Пространство индивидуации
Функция проведения различий как таковая является архетипической и не есть просто искусственный признак или объект условности и культуры, хотя культура во многом имеет отношение к тому, где проводятся различия и помещаются маркеры. Степень, в какой человек в состоянии отделиться от отождествления с семьей и культурой (то есть вырваться из participation mystique[155] с непосредственным окружением и условиями), определяет, на какую ширину открывать дверь, позволяя архетипическому герметическому фактору играть более естественно и спонтанно. Другими словами, эго открывает пространство для игры психики, расчищает дорогу воображению, позволяя ему вырваться из культурной узости. Освобождая Гермеса от эго и его обусловленности и отказываясь принимать культурные различия и границы за абсолютные, человек погружается в состояние связи с архетипическими силами (и даже зависимости от них). Эти силы могут подвергнуть ревизии даже самые рутинные повседневные дела. Гермес присутствует на агоре,[156] а не только на перекрестках заброшенных и пустынных дорог, дома, а не только у врат священного теменоса. Это означает, что вся деятельность и все поведение могут быть рассмотрены как символические, а вместе с тем – как конкретные и практические. Это ключ к восприятию святости в ежедневной жизни.

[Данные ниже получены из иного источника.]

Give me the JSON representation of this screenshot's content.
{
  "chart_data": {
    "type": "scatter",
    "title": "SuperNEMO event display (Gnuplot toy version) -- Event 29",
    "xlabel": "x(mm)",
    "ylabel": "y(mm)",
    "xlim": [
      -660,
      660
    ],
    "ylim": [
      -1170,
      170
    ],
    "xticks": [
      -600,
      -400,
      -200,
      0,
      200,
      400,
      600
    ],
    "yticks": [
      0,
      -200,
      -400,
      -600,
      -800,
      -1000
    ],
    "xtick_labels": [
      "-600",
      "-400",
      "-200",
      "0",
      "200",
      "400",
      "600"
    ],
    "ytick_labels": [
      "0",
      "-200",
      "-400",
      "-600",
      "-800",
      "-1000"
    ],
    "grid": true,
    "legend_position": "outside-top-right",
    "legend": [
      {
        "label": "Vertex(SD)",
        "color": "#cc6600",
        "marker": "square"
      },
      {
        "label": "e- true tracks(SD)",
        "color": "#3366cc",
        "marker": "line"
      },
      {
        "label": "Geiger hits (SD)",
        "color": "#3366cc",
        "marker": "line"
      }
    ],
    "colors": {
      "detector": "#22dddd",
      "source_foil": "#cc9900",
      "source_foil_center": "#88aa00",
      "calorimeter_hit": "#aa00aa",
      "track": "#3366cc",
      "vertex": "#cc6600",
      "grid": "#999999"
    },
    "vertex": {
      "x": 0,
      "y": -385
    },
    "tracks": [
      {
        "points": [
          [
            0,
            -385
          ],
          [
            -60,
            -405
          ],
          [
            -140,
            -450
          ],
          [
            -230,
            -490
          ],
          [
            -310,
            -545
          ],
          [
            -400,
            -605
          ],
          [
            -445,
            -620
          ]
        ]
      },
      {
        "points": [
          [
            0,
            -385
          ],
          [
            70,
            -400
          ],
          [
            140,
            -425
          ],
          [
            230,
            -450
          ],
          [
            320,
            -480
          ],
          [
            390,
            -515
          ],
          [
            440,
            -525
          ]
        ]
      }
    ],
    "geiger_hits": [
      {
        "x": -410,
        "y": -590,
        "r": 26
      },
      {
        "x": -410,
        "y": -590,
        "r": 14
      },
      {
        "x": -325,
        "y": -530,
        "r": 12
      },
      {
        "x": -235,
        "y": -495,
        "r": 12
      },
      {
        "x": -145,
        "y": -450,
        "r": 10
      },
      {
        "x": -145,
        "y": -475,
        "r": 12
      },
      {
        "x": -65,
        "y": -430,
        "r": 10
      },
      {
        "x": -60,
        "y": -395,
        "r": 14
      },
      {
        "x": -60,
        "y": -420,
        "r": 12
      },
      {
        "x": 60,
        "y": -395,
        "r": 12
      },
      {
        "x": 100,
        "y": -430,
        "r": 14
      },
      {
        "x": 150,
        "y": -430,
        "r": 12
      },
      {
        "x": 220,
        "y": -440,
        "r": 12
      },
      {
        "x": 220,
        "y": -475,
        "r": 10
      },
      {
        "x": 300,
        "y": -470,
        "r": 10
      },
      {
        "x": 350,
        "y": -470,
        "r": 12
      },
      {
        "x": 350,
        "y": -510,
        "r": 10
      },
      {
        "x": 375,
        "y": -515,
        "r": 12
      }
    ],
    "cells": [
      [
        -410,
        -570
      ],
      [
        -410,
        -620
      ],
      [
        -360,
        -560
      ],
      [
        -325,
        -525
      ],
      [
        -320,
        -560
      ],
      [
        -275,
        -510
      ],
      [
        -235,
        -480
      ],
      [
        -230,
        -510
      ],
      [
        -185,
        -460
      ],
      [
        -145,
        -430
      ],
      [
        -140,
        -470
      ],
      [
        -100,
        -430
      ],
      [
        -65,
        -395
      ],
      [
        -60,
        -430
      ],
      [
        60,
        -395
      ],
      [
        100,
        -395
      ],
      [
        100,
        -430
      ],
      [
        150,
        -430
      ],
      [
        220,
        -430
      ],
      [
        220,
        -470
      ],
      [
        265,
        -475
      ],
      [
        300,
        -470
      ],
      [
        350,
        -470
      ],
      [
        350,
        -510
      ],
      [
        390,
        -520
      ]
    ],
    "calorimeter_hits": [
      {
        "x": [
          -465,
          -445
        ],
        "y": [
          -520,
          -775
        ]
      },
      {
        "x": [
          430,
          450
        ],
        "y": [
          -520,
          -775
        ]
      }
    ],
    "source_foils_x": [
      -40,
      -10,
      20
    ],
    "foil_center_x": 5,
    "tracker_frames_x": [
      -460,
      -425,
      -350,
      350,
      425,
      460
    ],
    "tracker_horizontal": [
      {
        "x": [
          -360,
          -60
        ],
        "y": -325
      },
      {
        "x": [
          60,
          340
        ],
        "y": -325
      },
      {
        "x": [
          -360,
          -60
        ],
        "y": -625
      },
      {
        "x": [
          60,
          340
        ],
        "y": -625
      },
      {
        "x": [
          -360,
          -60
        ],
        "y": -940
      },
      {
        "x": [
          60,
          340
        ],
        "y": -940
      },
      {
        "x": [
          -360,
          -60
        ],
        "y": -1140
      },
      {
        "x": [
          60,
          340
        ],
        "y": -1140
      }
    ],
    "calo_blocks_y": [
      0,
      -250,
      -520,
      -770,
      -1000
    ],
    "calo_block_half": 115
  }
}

Продолжая начатое в предыдущей главе обсуждение индивидуации и творчества, я бы хотел сейчас вновь вернуться к этой теме и сделать еще один шаг вперед. Винникотт проницательно уловил связь между переходным пространством и творчеством,[157] и я в этом последую за ним, увязывая герметическое индивидуационное пространство, рассматриваемое в этой главе, с темой творческого инстинкта.
152
Otto W. The Homeric Gods: The Spiritual Significance of Greek Religion, trans. Moses Hadas. New York: Pantheon, 1954.
153
Hornblower S. and Sp aw forth A., eds., The Oxford Classical Dictionary, 3rd ed. Oxford and New York: Oxford University Press, 1996. P. 502–503.
154
Brown. Hermes the Thief. P. 113.
155
Мистическое соучастие (лат.).
156
Рыночная площадь, место народных собраний в Древней Греции. – Прим. ред.
157
Винникотт Д. Игра и реальность, глава 1.